Some 20 years ago, when Sirbaz Khan joined a small expedition as a cook, it was not in his wildest imagination that he would become Pakistan’s first climber to ascend 13 out of the world’s total 14 peaks above 8,000 metres (over 26,240 feet).
Khan, who was a Grade 9 student at that time, was hired as a “kitchen boy,” an assistant cook, for an expedition to the base camp of K2, the world’s second tallest mountain.
Born to a carpenter father in the scenic Hunza valley, home to iconic climbers and spectacular treks and peaks, Khan’s muddling journey had taken him to base camps on several expeditions as a high-altitude porter by 2016.
But his eyes were fixed on the snowcapped peaks.
His long-awaited dream came true in 2016 when Mingma Gaylji, a famous Nepali alpinist, sponsored him for an expedition to climb the 8,611-metre (28,251-feet) K2.
Though the plucky duo could not summit K2 after an avalanche hit the base camp, the trip turbocharged Khan’s then-fledgling career as a professional climber.
Read also: Sirbaz Khan becomes 1st Pakistani to ascend 13 peaks above 8,000 metres
In an astonishing move, which many opposed at the time, Khan set out to summit Nanga Parbat, which even hardened mountaineers choose to ascend in the later stage of their careers.
Nicknamed the “Killer Mountain,” the treacherous 8,125-metre (26,657-feet) Nanga Parbat has claimed more climbers’ lives than any other mountain in the world.
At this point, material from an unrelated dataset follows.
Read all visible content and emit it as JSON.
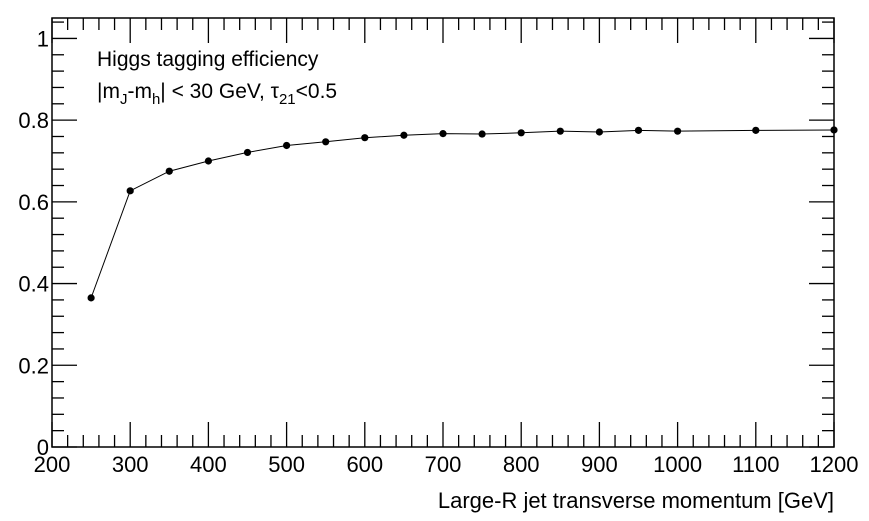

Khan, however, made it, becoming the first climber in the world to conquer Nanga Parbat in autumn.
In 2019, he became the first Pakistani to summit Mt. Lhotse, the world’s fourth-highest mountain at 8,516 metres (27,940 feet), in Nepal, without the use of supplemental oxygen.
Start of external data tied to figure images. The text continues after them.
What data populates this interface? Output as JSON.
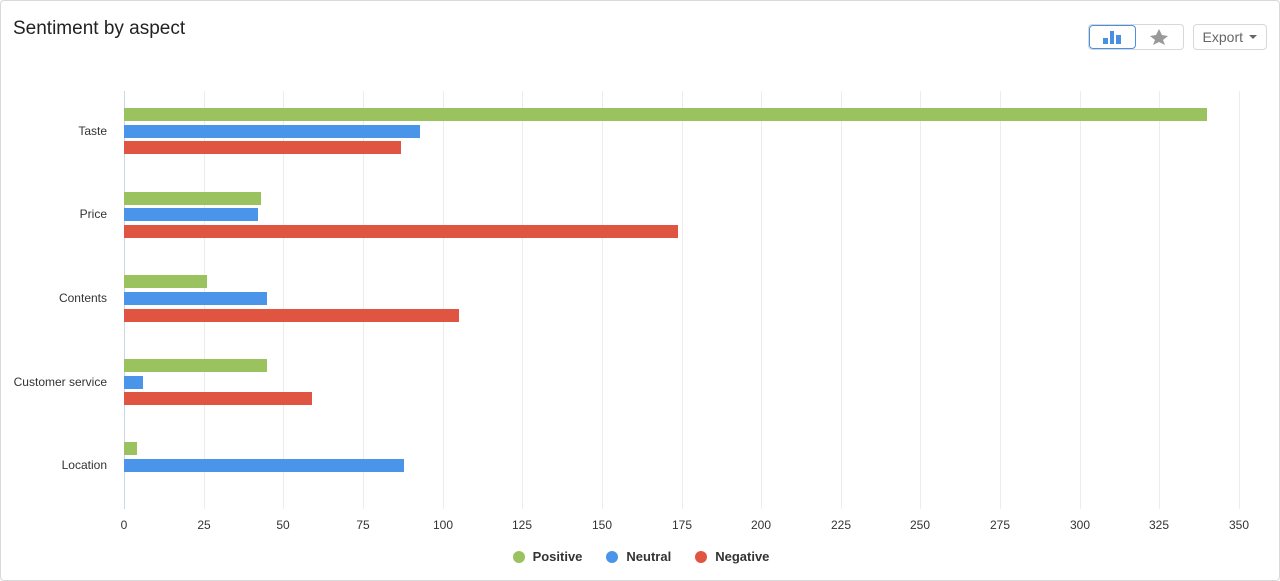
{
  "header": {
    "title": "Sentiment by aspect",
    "export_label": "Export"
  },
  "toolbar": {
    "icons": [
      "bar-chart-icon",
      "spider-chart-icon"
    ],
    "active": "bar-chart-icon"
  },
  "colors": {
    "positive": "#9ac25e",
    "neutral": "#4a95ea",
    "negative": "#e05442"
  },
  "chart_data": {
    "type": "bar",
    "orientation": "horizontal",
    "title": "Sentiment by aspect",
    "categories": [
      "Taste",
      "Price",
      "Contents",
      "Customer service",
      "Location"
    ],
    "series": [
      {
        "name": "Positive",
        "color": "#9ac25e",
        "values": [
          340,
          43,
          26,
          45,
          4
        ]
      },
      {
        "name": "Neutral",
        "color": "#4a95ea",
        "values": [
          93,
          42,
          45,
          6,
          88
        ]
      },
      {
        "name": "Negative",
        "color": "#e05442",
        "values": [
          87,
          174,
          105,
          59,
          0
        ]
      }
    ],
    "xlabel": "",
    "ylabel": "",
    "xlim": [
      0,
      350
    ],
    "xticks": [
      "0",
      "25",
      "50",
      "75",
      "100",
      "125",
      "150",
      "175",
      "200",
      "225",
      "250",
      "275",
      "300",
      "325",
      "350"
    ],
    "grid": true,
    "legend_position": "bottom"
  }
}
He then summited K2 in 2018 and the 8,163-metre (26,782-feet) Broad Peak in 2019.
Last year, he scaled Mt. Anapurna, which stands 8,091 metres (26,545 feet) above sea level, the 8,035-metre (26,362-feet) Gasherbrum II, and Mt. Everest, the world’s tallest peak that has a staggering height of 8,848 metres (29,029 feet).
Lack of resources
Gilgit-Baltistan lies at the confluence of the world’s greatest mountain ranges – Karakoram, Himalaya, Hindukush and Pamir – and is home to six peaks that tower over 8,000 metres.
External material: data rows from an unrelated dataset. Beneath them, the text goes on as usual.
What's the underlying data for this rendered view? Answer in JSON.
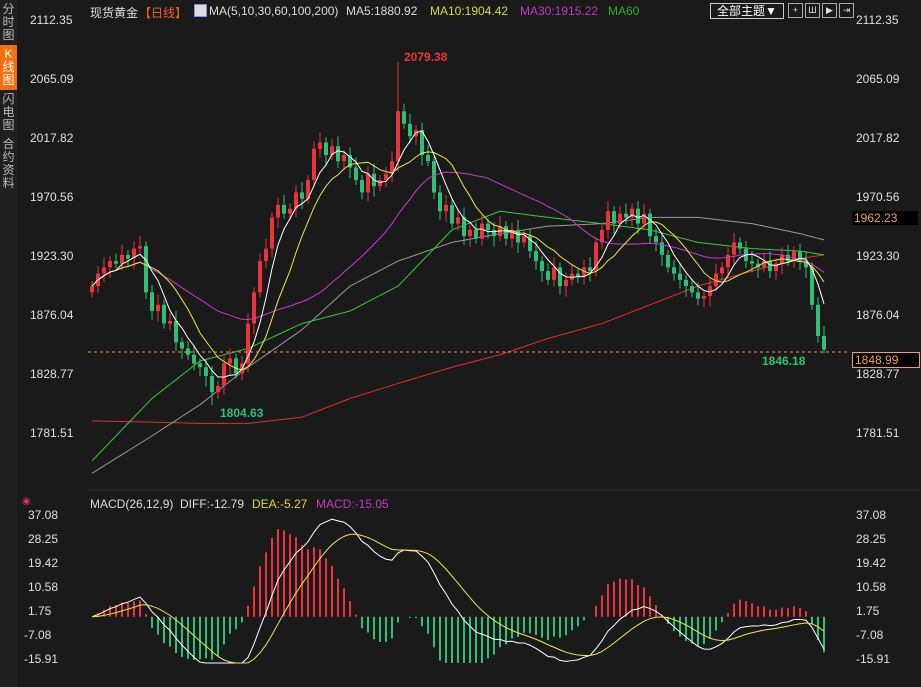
{
  "sidebar": {
    "tabs": [
      {
        "label": "分时图"
      },
      {
        "label": "K线图",
        "active": true
      },
      {
        "label": "闪电图"
      },
      {
        "label": "合约资料"
      }
    ]
  },
  "header": {
    "instrument": "现货黄金",
    "period": "【日线】",
    "ma_label": "MA(5,10,30,60,100,200)",
    "ma5": "MA5:1880.92",
    "ma10": "MA10:1904.42",
    "ma30": "MA30:1915.22",
    "ma60": "MA60",
    "theme_button": "全部主题▼"
  },
  "macd_header": {
    "label": "MACD(26,12,9)",
    "diff": "DIFF:-12.79",
    "dea": "DEA:-5.27",
    "macd": "MACD:-15.05"
  },
  "colors": {
    "up": "#e8343a",
    "down": "#2fc078",
    "ma5": "#ffffff",
    "ma10": "#e8e84a",
    "ma30": "#c83cc8",
    "ma60": "#3cc83c",
    "ma100": "#9a9a9a",
    "ma200": "#e03030",
    "last_price": "#f0a050"
  },
  "chart_data": [
    {
      "type": "candlestick",
      "title": "现货黄金",
      "ylim": [
        1781.51,
        2112.35
      ],
      "y_ticks": [
        "2112.35",
        "2065.09",
        "2017.82",
        "1970.56",
        "1923.30",
        "1876.04",
        "1828.77",
        "1781.51"
      ],
      "closes": [
        1900,
        1910,
        1915,
        1920,
        1918,
        1925,
        1922,
        1930,
        1932,
        1895,
        1880,
        1885,
        1870,
        1872,
        1855,
        1850,
        1845,
        1838,
        1835,
        1828,
        1815,
        1820,
        1838,
        1842,
        1830,
        1838,
        1870,
        1895,
        1920,
        1930,
        1955,
        1965,
        1958,
        1962,
        1975,
        1970,
        1985,
        2010,
        2015,
        2005,
        2012,
        2000,
        2005,
        1995,
        1985,
        1975,
        1990,
        1980,
        1985,
        1990,
        2000,
        2040,
        2030,
        2020,
        2025,
        2005,
        2000,
        1975,
        1960,
        1965,
        1950,
        1955,
        1940,
        1945,
        1938,
        1950,
        1945,
        1940,
        1948,
        1938,
        1945,
        1935,
        1940,
        1928,
        1920,
        1912,
        1905,
        1915,
        1900,
        1905,
        1910,
        1908,
        1915,
        1912,
        1935,
        1945,
        1960,
        1950,
        1958,
        1955,
        1962,
        1950,
        1958,
        1940,
        1935,
        1925,
        1915,
        1910,
        1905,
        1900,
        1895,
        1890,
        1892,
        1900,
        1910,
        1915,
        1925,
        1935,
        1930,
        1920,
        1918,
        1915,
        1920,
        1912,
        1918,
        1925,
        1920,
        1928,
        1920,
        1915,
        1885,
        1860,
        1849
      ],
      "ma60": [
        [
          0,
          1760
        ],
        [
          10,
          1810
        ],
        [
          18,
          1840
        ],
        [
          26,
          1850
        ],
        [
          35,
          1870
        ],
        [
          43,
          1880
        ],
        [
          51,
          1900
        ],
        [
          60,
          1945
        ],
        [
          68,
          1960
        ],
        [
          76,
          1955
        ],
        [
          85,
          1950
        ],
        [
          93,
          1945
        ],
        [
          101,
          1935
        ],
        [
          110,
          1930
        ],
        [
          118,
          1928
        ],
        [
          122,
          1925
        ]
      ],
      "ma100": [
        [
          0,
          1750
        ],
        [
          10,
          1780
        ],
        [
          18,
          1805
        ],
        [
          26,
          1835
        ],
        [
          35,
          1865
        ],
        [
          43,
          1900
        ],
        [
          51,
          1920
        ],
        [
          60,
          1935
        ],
        [
          68,
          1942
        ],
        [
          76,
          1948
        ],
        [
          85,
          1950
        ],
        [
          93,
          1955
        ],
        [
          101,
          1955
        ],
        [
          110,
          1950
        ],
        [
          118,
          1942
        ],
        [
          122,
          1937
        ]
      ],
      "ma200": [
        [
          0,
          1792
        ],
        [
          10,
          1791
        ],
        [
          18,
          1790
        ],
        [
          26,
          1790
        ],
        [
          35,
          1795
        ],
        [
          43,
          1810
        ],
        [
          51,
          1822
        ],
        [
          60,
          1835
        ],
        [
          68,
          1845
        ],
        [
          76,
          1858
        ],
        [
          85,
          1870
        ],
        [
          93,
          1885
        ],
        [
          101,
          1900
        ],
        [
          110,
          1912
        ],
        [
          118,
          1922
        ],
        [
          122,
          1925
        ]
      ],
      "annotations": {
        "high": "2079.38",
        "low": "1804.63",
        "recent_low": "1846.18",
        "last_price": "1848.99",
        "marker": "1962.23"
      }
    },
    {
      "type": "macd",
      "ylim": [
        -15.91,
        37.08
      ],
      "y_ticks": [
        "37.08",
        "28.25",
        "19.42",
        "10.58",
        "1.75",
        "-7.08",
        "-15.91"
      ]
    }
  ]
}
However, local climbers here have long been forced to work as porters for foreign mountaineers, mainly due to financial constraints and lack of training.
Foreign climbers have frequently been accused of exploiting the poor climbers of Pakistan and Nepal, who often go up ahead of the mountaineers but are not rewarded accordingly.
Despite the demands of the job, a porter earns 30,000 to 40,000 Pakistani rupees (roughly $140) for a 12-day expedition – an amount that is even less than what a foreign climber would pay for one of the high-end trousers worn on such expeditions.
“It took me 20 years to reach here at the age of 36 just because of a lack of resources,” Khan told Anadolu.
“Our porters reach the heights ahead of professional climbers. But their work is never recognized unless they are lucky like me.”
Mission 14
Last week, Khan ascended Cho Oyu, the world’s sixth-highest peak, which made him the first Pakistani to scale 13 mountains above 8,000 metres.
Along with his teammate Naila Kiani, he climbed the 8,188-metre (26,863-feet) mountain in over 28 hours in a marathon alpine-style climb – and without supplementary oxygen.
Read: Naila becomes first Pak woman to scale Cho OyU
The only peak left for Khan is Shishapangma, the 14th-highest mountain in the world at 8,027 metres (26,335 feet) above sea level.
“I am leaving to accomplish my mission number 14 in a day or two. God willing, I will be successful,” said Khan, who counts Pakistan’s legendary climbers Nazir Sabir and Aman Ashraf, the first Pakistanis to summit Mt. Everest and K2, respectively, as his inspirations.
Recalling his early days in the field, he said: “Everyone would call me Sirbaz, the kitchen boy. When I was standing in the (tent) kitchen with the senior cooks, my body would be there but my spirit hovered on the peaks.
“I would consider myself Ashraf Aman and Nazir Sabir, and it was always my aim to conquer the untameable mountains.”
Khan was lucky to pair with Pakistan’s iconic climber Mohammad Ali Sadpara, who honed and improved his mountaineering skills.
Sadpara, along with two other colleagues, lost his life while attempting to summit K2 without supplementary oxygen in 2021.
“I still feel he (Sadpara) is with me, especially when I encounter tough terrain that tests my nerves. He will always be with me to boost my morale,” said Khan.